In bridge, many people like to do a double dummy simulation where all 52 cards are visible between the four positions (North, South, East, and West). This allows them to see how many tricks are possible with a given contract and deal. This allows them to improve their declarer (offensive) play as well as their defensive play and improves analytical decision-making. It also allows them to perform an effective post-mortem analysis (i.e., what went wrong).
Since this is a weekend challenge, I didn't get the chance to add some more functionality like I wanted. In addition to improving the UI, I'd also like to actually be able to play through different hands and add a scoring mechanism that you see on bridge score calculators online. I think combining that with a way to play full hands would be where I would want to go from here.
Demo
Code
DaveH1981
/
double-dummy-bridge-calculator
An app for contract bridge players that uses the double dummy method to find the best card play sequence.
double-dummy-bridge-calculator
An app for contract bridge players that uses the double dummy method to find the best card play sequence. Front end, C++ wrappers, and engine callers are mine. This app connects to the DDS bridge solver written by Bo Haglund, Soren Hein, and Martin Nygren. They reserve all rights as per the Apache 2.0 license.
How I Built It
My background is mostly front end, so that was pretty straightforward for me. The most difficult part was figuring out how to link to the DDS double dummy bridge engine. I went with Electron and GYP as a wrapper, linking the HTML/CSS/JavaScript frontend with the Node.js runtime environment as well as the C++ code on the backend. The backend also calls from the DDS bridge solver written by Bo Haglund and updated by Soren Hein and Martin Nygren. I made sure to credit them on my GitHub repo along with posting a copy of the Apache 2.0 License.
At first, I tried downloading the necessary files from the DDS GitHub repo, but that was very time-consuming due to the amount of dependencies and header files needed to make them work.

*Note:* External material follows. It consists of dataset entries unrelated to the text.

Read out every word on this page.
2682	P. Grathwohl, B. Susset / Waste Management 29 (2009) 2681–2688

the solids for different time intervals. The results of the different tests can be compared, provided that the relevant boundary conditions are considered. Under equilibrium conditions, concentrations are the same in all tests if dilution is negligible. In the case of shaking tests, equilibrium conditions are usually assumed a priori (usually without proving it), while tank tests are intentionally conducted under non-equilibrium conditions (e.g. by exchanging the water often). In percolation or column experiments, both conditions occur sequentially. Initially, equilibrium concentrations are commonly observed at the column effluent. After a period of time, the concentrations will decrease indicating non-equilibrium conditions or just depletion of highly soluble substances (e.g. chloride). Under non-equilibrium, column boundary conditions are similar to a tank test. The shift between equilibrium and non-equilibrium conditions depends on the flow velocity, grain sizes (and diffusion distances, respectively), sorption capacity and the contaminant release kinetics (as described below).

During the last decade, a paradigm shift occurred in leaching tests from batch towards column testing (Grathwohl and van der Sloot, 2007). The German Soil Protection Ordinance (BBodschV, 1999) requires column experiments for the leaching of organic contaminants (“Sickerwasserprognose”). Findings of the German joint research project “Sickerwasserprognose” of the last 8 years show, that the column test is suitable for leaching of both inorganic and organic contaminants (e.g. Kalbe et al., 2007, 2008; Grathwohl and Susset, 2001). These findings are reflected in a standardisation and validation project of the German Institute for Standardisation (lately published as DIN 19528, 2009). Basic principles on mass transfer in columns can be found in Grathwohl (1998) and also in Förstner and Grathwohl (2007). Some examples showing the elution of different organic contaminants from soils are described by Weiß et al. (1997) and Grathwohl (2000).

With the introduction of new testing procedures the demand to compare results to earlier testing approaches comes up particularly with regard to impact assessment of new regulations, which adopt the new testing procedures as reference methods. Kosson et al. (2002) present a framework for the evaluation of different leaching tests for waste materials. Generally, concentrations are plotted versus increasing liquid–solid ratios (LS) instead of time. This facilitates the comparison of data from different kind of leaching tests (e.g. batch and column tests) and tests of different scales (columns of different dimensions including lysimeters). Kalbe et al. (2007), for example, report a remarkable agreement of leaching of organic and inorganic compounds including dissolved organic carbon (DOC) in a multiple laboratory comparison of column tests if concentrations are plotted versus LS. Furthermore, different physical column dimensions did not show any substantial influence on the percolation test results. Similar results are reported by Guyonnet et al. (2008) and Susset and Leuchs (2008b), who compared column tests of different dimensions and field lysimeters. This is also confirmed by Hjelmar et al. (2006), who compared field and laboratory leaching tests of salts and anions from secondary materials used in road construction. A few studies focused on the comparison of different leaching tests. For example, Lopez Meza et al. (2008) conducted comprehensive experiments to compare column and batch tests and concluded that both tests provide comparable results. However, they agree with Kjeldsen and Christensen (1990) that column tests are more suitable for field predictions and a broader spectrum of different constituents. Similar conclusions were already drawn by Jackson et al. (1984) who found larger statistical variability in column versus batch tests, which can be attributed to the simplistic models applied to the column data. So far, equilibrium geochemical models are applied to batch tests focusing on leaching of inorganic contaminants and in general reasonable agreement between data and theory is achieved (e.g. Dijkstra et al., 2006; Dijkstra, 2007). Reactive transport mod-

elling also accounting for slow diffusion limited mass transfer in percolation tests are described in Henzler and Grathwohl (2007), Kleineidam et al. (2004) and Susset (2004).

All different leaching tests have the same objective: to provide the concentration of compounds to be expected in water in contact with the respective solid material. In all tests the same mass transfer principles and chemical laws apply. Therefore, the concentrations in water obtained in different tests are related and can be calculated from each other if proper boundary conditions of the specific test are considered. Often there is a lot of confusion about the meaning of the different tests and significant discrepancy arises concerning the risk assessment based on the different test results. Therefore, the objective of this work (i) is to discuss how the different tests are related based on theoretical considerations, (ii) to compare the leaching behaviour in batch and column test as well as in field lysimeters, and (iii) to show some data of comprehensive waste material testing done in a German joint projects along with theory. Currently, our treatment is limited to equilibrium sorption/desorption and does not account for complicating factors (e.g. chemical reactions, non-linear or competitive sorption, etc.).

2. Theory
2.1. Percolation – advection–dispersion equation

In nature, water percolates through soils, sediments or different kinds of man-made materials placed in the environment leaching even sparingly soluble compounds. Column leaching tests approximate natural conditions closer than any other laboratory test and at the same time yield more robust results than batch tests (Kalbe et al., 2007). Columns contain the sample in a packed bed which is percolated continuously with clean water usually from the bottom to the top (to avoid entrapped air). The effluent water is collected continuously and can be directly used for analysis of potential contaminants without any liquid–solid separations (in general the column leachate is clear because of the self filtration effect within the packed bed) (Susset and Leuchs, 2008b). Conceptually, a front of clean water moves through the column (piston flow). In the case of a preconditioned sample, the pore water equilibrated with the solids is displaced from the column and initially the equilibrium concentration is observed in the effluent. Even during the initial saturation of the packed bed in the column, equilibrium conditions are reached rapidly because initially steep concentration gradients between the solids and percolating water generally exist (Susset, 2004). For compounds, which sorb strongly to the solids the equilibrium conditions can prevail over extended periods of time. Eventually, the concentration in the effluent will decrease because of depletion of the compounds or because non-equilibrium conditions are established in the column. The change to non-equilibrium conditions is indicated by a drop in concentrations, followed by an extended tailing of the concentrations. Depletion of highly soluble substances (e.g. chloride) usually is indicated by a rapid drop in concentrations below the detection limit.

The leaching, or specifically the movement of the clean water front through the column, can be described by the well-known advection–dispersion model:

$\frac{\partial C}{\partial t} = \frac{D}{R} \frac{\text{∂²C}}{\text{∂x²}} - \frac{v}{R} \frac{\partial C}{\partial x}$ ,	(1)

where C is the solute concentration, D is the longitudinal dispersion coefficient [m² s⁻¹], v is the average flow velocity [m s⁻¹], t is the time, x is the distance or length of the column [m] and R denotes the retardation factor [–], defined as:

Google was helpful in determining the best way was to just download the .dll and .lib files from the source and put them in my project folder. Along with the binding.gyp, adddon.cpp, and dds_clean.h files, that was enough to tie it all together and make the app work.
I didn't really use AI coding agents except for the version of Gemini that comes with the Google search engine. Gemini was helpful with debugging the C++ wrappers that helped connect the front end to the DDS engine, but I had to ensure that I prompted it correctly. My knowledge of C++ is limited compared to HTML, CSS, JavaScript, and PHP, so I had to read the console error messages carefully to know what to look for. The biggest problem I had was when I would make changes to the code and then there would be errors thrown by Node trying to interact with the C++ compiler.
While this submission was certainly a challenge, I enjoyed seeing a desktop app come to life in a matter of hours, even though it is very basic and has plenty of room for improvement. It pushed me out of my frontend comfort zone, although I got to have plenty of fun doing that as well. Thanks for reading.